16. Le 18 septembre 1995, M. Richen établit un pouvoir spécial en faveur de son avocat à la cour, autorisant celui-ci à prendre connaissance de son dossier et à en suivre l'examen devant la Cour de cassation. Le même jour, l'avocat du requérant demanda par écrit au président de la chambre criminelle de la Cour de cassation d'avoir accès au dossier et notamment d'avoir communication des réquisitions écrites de l'avocat général afin de pouvoir y répondre.

17. Dans le cadre d'autres pourvois en cassation introduits par des demandeurs dont il était aussi le conseil, l'avocat du requérant formula auprès du président de la chambre criminelle des demandes similaires tendant à accéder aux dossiers de ses clients. Le président de la chambre criminelle apporta une réponse de principe à de telles demandes, dans un courrier daté du 20 juillet 1995, où il indiquait :

" La réponse que j'ai faite le 12 juillet 1995 à votre lettre du 9 juin précédent, concernant le pourvoi formé par M. [J. T.] contre un arrêt du 28 avril 1995, a nécessairement une portée générale et s'applique également à votre lettre du 13 juin, relative au pourvoi de M. [R. M.] contre un arrêt de la même cour d'appel du 22 mai 1995 (...) En revanche, il ne m'appartient pas de donner suite à votre lettre du 6 juillet qui accompagnait ce mémoire, pour la double raison que, d'une part, seuls les avocats au Conseil d'Etat et à la Cour de cassation, choisis ou commis d'office, sont habilités à intervenir devant la chambre criminelle et que, d'autre part, ils y ont toujours la possibilité de répliquer aux conclusions du parquet général (...) "

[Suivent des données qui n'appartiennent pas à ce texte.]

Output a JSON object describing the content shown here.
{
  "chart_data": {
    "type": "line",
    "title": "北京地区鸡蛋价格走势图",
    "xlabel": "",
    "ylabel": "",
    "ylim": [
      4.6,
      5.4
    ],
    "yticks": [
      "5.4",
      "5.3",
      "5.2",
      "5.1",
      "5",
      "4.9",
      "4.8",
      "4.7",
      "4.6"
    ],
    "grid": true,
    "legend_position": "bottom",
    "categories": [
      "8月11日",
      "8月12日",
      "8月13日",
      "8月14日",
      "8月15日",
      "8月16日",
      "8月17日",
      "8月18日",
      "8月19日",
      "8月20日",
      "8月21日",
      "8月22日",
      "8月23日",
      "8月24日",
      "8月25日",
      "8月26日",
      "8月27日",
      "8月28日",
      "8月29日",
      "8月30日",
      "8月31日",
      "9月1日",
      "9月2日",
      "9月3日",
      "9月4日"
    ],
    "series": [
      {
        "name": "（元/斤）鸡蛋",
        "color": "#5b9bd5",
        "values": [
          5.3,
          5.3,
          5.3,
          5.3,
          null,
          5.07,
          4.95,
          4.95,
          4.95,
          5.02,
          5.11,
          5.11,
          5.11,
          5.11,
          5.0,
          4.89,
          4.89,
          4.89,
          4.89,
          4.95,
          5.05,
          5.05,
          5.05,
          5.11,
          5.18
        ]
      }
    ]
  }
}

18. Par arrêt du 20 décembre 1995, la chambre criminelle de la Cour de cassation rejeta le pourvoi.

B. Procédure relative au second requérant

19. Le 30 septembre 1994, M. Gaucher, alors qu'il circulait à Paris au volant de son véhicule automobile, fit l'objet d'un procès-verbal de police constatant le non-respect de la signalisation routière.

20. Par jugement en date du 8 février 1995, le tribunal de police de Paris condamna M. Gaucher à une amende de deux mille deux cents francs, ainsi qu'à une suspension de permis de conduire d'une durée de quinze jours assortie de l'exécution provisoire. M. Gaucher en interjeta appel.

21. Par arrêt du 22 juin 1995, la cour d'appel de Paris confirma le jugement.

22. Le 23 juin 1995, M. Gaucher forma un pourvoi en cassation et déposa son mémoire en juillet 1995, par l'intermédiaire de l'avocat qui avait été son conseil devant les juges du fond. Il établit un pouvoir spécial en faveur de ce dernier, l'autorisant à régulariser son pourvoi et à en suivre l'examen devant la cour. L'avocat demanda par écrit au président de la chambre criminelle l'autorisation d'accéder au dossier du requérant, notamment aux conclusions de l'avocat général afin d'y répondre.

23. Par arrêt du 14 mai 1996, la Cour de cassation rejeta le pourvoi du requérant. Sur la demande de l'avocat en vue de la communication des réquisitions de l'avocat général, la cour estima que :

" (...) la demande présentée par un avocat de Rouen, en vue d'obtenir communication des réquisitions du ministère public, est (...) irrecevable, dès lors que l'intéressé n'a pas qualité pour représenter le prévenu devant la Cour de cassation ; qu'en effet, il résulte de l'article 4 de la loi du 31 décembre 1971, portant réforme de certaines professions judiciaires et juridiques, que seuls les avocats au Conseil d'Etat et à la Cour de cassation peuvent exercer leur ministère, en matière de représentation et assistance des parties, devant la Cour de cassation. "

II. LE DROIT ET LA PRATIQUE INTERNES PERTINENTS

A. Généralités

24. Les avocats au Conseil d'Etat et à la Cour de cassation (" avocats aux Conseils ") bénéficient d'un monopole de représentation des parties devant la Cour de cassation.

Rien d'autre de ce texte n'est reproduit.